August 05, 2024 [Reuters]- Canada’s Imperial Oil reported a 68% jump in second-quarter profit on Friday, as the integrated oil firm was helped by higher crude prices and production.
Extension of a production cut by OPEC+, forecast strong travel demand and hopes of interest rate cuts by the U.S. Federal Reserve helped lift crude prices nearly 7% in the April-June quarter compared to last year.
Upstream production rose 11.3% to 404,000 gross barrels of oil equivalent per day (boepd), Imperial’s highest second-quarter production in more than 30 years after adjusting for the divestment of XTO Energy in 2022, the company said.
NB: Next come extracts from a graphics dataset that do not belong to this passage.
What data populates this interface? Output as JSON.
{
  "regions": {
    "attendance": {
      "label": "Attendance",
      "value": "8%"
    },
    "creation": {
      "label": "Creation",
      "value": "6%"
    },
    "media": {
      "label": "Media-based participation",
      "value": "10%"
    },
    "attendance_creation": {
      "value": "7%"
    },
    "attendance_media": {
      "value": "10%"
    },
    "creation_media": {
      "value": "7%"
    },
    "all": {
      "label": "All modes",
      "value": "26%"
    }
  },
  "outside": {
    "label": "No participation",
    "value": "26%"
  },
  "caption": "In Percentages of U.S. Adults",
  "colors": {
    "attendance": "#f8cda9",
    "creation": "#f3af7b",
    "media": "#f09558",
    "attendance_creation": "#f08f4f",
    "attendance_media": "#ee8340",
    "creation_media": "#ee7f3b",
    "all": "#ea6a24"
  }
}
Last month Imperial temporarily reduced staffing at its oil sands operations due to the threat of wildfires in northern Alberta, but CEO Brad Corson said there had been no impact on production.
“We hope that will continue through the rest of the summer season. What I can’t predict is whether there’ll be future wildfires and where those will occur,” Corson said on an earnings call.
While Imperial’s production was slightly above expectations, its free cash flow came in slightly below analysts’ forecasts, Eight Capital Research analyst Phil Skolnick wrote in a note.
Imperial shares were last down 3% on the Toronto Stock Exchange at C$93.14 amid a broad sell-off in energy stocks.
Separately, Imperial’s majority shareholder and oil and gas major beat Wall Street expectations for second-quarter profit earlier in the day, helped by an increase in oil production.
Calgary-based Imperial said its net profit rose to C$1.13 billion ($814.30 million), or C$2.11 per share, in the quarter ended June 30, from C$675 million, or C$1.15 per share, last year.